Blacks get town hall meetings and Jews and Whites with money are asked for a time slot by the president.

This is by far one of the most damning facts in politics today. It is those with money (or at least know how to use it) who get the political machine to work for them.

When the news about former Representative Anthony Weiner’s wild indiscretions hit the news wires, his Jewish constituency threw him out. The response by the media (and no doubt covertly the White House)? Post an image of the president with a Jewish yamaka with the headline “The First Jewish President”. On the flip, Black media outlets take a queue from CBC Chairman Rep. Emanuel Cleaver and continue to defend this president even if some of the most basic concerns of the Black electorate are not being met.

At the recent CBC gala (because that is exactly what it was), Obama told Black folks to stop complaining, stop whining, stop crying and march. And you know what? He has every right to talk to Black folks that way. Why? Because we are not bringing any money to the table. All we bring is a bunch of symbolism. I have yet to hear of any report of Obama talking that way to folks on Wall Street or to the Jews during his fundraisers.

I recently spent an afternoon with a VC (venture capitalist) who is as hard nose as they come when it comes to money. He didn’t start off that way and had to get his butt kicked a couple of times until he understood the game. So he threw some big money behind a few candidates. He also joined a Jewish business organization (this guy is not Jewish) and told me that he did not give a “damn” about Israel. Yet he saw it simply as a way to build up some “street cred”. Apparently, it has been paying off for him big time. He basically told me that he did not care about the issues. For him, it was simply about making those connections.
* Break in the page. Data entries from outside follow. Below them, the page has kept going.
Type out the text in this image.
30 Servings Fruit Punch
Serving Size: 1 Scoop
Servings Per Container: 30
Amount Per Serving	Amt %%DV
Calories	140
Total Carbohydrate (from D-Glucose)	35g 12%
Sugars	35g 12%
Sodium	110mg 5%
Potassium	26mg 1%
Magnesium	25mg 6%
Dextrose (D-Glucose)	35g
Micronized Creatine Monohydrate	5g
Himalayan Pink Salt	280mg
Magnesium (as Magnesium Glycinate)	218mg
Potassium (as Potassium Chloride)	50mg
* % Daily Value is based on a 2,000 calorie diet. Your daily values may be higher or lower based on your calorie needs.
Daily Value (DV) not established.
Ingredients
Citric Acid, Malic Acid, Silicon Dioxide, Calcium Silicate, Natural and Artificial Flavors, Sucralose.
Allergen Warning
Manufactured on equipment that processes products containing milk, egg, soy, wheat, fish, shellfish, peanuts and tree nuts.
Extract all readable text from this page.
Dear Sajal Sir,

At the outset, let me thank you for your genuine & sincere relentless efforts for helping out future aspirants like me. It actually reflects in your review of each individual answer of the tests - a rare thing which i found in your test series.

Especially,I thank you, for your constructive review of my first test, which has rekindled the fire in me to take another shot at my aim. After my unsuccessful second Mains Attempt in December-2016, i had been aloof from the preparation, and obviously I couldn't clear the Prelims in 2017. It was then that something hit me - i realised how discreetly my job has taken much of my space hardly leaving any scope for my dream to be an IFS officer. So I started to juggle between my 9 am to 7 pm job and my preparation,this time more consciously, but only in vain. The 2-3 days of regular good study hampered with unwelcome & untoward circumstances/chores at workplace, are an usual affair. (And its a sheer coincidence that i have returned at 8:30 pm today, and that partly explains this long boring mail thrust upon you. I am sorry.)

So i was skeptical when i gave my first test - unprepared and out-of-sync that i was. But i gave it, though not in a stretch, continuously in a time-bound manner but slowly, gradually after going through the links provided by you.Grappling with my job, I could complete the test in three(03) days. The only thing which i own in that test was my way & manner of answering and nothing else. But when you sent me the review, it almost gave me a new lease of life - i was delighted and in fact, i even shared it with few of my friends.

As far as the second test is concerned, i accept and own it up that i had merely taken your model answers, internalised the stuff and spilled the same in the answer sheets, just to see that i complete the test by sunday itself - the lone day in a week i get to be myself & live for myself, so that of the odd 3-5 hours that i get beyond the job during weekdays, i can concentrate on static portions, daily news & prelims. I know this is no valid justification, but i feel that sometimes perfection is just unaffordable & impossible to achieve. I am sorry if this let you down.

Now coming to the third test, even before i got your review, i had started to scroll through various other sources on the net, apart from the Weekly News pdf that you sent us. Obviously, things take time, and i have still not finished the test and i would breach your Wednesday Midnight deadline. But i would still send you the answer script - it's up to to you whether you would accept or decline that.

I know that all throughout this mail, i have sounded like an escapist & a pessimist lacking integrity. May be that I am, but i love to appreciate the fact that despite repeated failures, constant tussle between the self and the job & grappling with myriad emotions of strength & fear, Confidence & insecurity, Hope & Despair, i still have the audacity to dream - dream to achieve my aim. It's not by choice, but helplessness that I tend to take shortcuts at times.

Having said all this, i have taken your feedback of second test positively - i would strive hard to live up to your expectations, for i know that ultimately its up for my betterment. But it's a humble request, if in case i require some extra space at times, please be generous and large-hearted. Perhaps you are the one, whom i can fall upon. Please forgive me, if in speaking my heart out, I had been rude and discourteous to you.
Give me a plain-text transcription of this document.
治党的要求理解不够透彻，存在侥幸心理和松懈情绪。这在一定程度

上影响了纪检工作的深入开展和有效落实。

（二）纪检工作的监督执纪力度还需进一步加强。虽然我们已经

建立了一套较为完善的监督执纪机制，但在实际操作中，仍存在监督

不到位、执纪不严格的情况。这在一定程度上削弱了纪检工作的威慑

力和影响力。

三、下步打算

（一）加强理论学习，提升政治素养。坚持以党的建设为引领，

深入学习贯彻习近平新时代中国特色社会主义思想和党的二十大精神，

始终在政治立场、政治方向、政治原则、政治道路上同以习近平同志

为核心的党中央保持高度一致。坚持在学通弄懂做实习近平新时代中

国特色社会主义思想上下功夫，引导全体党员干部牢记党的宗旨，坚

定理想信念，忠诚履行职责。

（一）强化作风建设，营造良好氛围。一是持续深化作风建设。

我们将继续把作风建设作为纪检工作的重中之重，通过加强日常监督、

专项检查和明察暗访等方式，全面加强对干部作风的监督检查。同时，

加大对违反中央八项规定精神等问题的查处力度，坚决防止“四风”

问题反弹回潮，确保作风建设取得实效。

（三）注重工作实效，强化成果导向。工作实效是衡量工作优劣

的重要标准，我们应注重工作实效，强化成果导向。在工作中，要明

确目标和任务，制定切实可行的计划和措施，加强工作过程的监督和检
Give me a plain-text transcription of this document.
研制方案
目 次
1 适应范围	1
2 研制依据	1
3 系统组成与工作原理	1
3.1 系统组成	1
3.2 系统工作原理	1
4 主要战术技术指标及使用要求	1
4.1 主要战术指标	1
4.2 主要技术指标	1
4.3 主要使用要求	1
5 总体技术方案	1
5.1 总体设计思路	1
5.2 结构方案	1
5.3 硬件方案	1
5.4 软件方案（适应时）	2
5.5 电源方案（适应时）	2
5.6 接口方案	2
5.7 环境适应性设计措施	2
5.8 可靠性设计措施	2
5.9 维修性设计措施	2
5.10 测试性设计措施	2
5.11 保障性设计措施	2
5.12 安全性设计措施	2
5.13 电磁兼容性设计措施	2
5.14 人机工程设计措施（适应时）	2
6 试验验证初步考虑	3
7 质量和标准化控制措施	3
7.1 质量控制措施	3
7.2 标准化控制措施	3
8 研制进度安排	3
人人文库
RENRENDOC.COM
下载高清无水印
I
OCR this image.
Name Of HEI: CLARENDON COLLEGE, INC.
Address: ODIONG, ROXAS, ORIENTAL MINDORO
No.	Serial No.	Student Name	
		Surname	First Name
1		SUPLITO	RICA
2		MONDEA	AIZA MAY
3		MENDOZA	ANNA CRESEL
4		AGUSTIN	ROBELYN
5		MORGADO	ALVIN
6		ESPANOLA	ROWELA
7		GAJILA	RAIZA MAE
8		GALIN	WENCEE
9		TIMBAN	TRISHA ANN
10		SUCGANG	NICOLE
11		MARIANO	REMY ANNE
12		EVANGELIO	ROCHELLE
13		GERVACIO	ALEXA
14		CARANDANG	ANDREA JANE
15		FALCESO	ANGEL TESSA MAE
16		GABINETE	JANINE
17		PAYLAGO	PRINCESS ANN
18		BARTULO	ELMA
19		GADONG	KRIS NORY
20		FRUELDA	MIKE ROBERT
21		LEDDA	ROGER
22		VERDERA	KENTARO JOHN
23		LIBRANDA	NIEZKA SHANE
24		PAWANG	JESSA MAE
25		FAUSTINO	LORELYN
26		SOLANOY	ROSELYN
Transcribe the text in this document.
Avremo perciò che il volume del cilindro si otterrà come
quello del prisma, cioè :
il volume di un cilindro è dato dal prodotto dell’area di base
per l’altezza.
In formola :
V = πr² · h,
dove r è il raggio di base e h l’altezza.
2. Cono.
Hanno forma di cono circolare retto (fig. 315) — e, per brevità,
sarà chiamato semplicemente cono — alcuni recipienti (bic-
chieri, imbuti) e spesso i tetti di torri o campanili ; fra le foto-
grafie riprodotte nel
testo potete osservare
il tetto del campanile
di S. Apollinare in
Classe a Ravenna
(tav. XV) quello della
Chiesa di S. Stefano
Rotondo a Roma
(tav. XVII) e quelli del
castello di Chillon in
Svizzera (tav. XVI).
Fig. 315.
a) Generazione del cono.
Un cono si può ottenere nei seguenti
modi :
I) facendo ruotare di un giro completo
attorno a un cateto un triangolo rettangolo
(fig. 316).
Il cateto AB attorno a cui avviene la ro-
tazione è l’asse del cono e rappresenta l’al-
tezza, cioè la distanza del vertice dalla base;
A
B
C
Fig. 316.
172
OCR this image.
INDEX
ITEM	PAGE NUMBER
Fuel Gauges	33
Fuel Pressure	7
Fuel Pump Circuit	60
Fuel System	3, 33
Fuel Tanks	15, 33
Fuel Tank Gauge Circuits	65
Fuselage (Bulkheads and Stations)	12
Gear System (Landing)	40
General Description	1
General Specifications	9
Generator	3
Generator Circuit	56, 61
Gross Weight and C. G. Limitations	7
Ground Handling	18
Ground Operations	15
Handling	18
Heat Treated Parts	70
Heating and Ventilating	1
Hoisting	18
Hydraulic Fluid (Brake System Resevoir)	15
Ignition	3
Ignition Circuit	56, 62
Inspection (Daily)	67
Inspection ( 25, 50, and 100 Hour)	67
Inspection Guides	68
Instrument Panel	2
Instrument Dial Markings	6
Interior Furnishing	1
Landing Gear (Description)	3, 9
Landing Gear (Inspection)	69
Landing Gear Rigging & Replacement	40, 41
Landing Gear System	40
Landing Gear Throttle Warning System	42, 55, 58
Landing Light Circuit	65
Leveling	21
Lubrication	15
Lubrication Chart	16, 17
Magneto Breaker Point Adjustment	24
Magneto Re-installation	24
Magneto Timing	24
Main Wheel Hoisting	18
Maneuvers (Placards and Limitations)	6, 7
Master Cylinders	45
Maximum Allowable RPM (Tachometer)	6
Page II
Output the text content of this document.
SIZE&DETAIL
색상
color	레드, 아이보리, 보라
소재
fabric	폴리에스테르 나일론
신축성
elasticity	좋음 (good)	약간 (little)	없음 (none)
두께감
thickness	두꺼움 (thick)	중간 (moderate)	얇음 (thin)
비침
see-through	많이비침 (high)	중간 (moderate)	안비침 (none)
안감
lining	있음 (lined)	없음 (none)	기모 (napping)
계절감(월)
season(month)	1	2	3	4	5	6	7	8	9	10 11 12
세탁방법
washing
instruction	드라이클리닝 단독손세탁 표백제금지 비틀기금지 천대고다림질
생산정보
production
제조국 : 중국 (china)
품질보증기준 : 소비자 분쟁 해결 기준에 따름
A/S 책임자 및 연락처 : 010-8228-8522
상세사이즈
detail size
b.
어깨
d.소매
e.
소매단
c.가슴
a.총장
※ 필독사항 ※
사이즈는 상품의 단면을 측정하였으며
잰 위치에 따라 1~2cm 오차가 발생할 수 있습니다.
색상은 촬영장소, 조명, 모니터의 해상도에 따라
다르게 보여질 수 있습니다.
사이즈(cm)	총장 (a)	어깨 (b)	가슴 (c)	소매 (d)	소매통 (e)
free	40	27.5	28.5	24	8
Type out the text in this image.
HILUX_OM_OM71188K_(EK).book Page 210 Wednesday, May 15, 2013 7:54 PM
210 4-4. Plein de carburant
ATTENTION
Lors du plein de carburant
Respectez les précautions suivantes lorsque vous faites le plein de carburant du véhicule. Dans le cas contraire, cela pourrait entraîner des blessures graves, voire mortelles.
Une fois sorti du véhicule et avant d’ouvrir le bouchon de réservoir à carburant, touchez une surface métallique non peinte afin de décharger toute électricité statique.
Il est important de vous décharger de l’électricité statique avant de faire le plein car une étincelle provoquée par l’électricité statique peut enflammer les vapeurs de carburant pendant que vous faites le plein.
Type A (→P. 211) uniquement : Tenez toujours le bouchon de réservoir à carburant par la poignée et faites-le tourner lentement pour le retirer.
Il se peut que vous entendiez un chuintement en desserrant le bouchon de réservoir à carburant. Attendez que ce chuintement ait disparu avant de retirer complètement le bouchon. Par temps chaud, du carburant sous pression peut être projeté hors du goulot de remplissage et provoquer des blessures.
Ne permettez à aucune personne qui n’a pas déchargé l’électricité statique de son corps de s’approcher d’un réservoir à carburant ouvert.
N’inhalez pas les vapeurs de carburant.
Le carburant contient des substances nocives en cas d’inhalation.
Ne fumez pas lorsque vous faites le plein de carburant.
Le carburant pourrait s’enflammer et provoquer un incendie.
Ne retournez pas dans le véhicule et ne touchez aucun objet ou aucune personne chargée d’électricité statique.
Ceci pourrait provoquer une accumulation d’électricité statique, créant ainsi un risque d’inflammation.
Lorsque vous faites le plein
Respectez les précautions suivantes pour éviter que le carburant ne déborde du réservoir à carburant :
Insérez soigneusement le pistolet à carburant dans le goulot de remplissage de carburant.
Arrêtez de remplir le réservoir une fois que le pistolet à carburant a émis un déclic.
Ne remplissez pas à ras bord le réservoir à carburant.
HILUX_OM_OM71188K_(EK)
All the emotional debating over which politician said what about Black folks, “Is the tea party racist?”, “Is Obama a natural born citizen?”…all those endless debates we have online, the real movers and shakers like this guy could care less.

As a people, we desperately have to move beyond the emotionally-charged headlines. Marches, sit-ins, threats of boycotts are nothing more than the tools of the politically ignorant. I have said it many times, the only color that matters in politics is green. Having money isn’t the problem for us. It’s learning how to use it.